Book Review: War at Sea: A Naval Atlas, 1939-1945


by Marcus Faulkner

Annapolis: Naval Institute Press, 2012. Pp. xii, 276. Maps, tables., biblio., index. $89.95. ISBN: 1591145600

An excellent graphic treatment of naval operations during the Second World War. 

Originally published by Pen & Sword in Britain, War At Sea devotes a "chapter" to naval operations during each year of the war. Each chapter opens with an overview of the year?s events, and then more detailed maps follow covering events through the year in chronological order, shifting from theatre to theatre as appropriate.  The opening chapter has a survey of the British Commonwealth, French, German, and Italian navies, and profiles of those of the U.S.S.R., Japan, and the U.S.A. are introduced as they enter the war.  The numerous color maps are well drawn and clear, and are supplemented by a short narrative, which helps clarify often complex operations.  In addition to maps covering operations and battles, several of the plates are devoted to matters such as strategic organization, communications networks, and so forth. 

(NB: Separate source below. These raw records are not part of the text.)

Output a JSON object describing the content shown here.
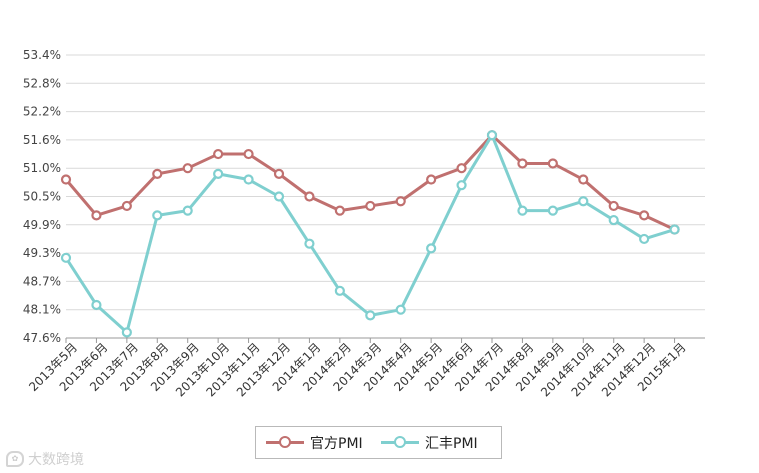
{
  "chart_data": {
    "type": "line",
    "categories": [
      "2013年5月",
      "2013年6月",
      "2013年7月",
      "2013年8月",
      "2013年9月",
      "2013年10月",
      "2013年11月",
      "2013年12月",
      "2014年1月",
      "2014年2月",
      "2014年3月",
      "2014年4月",
      "2014年5月",
      "2014年6月",
      "2014年7月",
      "2014年8月",
      "2014年9月",
      "2014年10月",
      "2014年11月",
      "2014年12月",
      "2015年1月"
    ],
    "y_ticks": [
      "47.6%",
      "48.1%",
      "48.7%",
      "49.3%",
      "49.9%",
      "50.5%",
      "51.0%",
      "51.6%",
      "52.2%",
      "52.8%",
      "53.4%"
    ],
    "ylim": [
      47.6,
      53.4
    ],
    "grid": true,
    "legend_position": "bottom",
    "series": [
      {
        "name": "官方PMI",
        "color": "#c0706f",
        "values": [
          50.8,
          50.1,
          50.3,
          50.9,
          51.0,
          51.3,
          51.3,
          50.9,
          50.5,
          50.2,
          50.3,
          50.4,
          50.8,
          51.0,
          51.7,
          51.1,
          51.1,
          50.8,
          50.3,
          50.1,
          49.8
        ]
      },
      {
        "name": "汇丰PMI",
        "color": "#7fcfcf",
        "values": [
          49.2,
          48.2,
          47.7,
          50.1,
          50.2,
          50.9,
          50.8,
          50.5,
          49.5,
          48.5,
          48.0,
          48.1,
          49.4,
          50.7,
          51.7,
          50.2,
          50.2,
          50.4,
          50.0,
          49.6,
          49.8
        ]
      }
    ]
  },
  "watermark": {
    "text": "大数跨境",
    "icon": "chat-bubble-icon"
  }
}
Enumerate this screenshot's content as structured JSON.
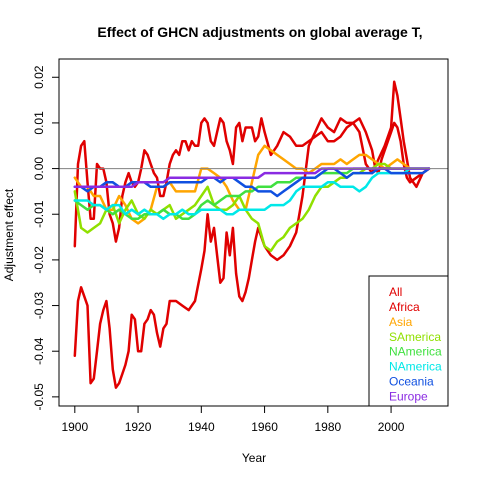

The book does display a certain bias toward the British, and to a lesser extent the American side of the war.  Tables accompanying the maps often have more detail on British or American forces than on the opposing side.  In addition, a number of important operations are missing, such as Japanese operations against China, the Tunisian convoy battles of 1942-1943, or operations in the Black Sea, and coverage of smaller actions is erratic, with such interesting battles as Cape Spada or Ko Chang missing.  In addition, while there is a good over-view of the proposed German invasion of Britain, there is none of the proposed Allied invasion of Japan. 

Despite these drawbacks, War at Sea is of great value to anyone interested in the naval side of the 1939-1945 war, andcan be ?read? by itself or used in conjunction with a more traditional narrative account.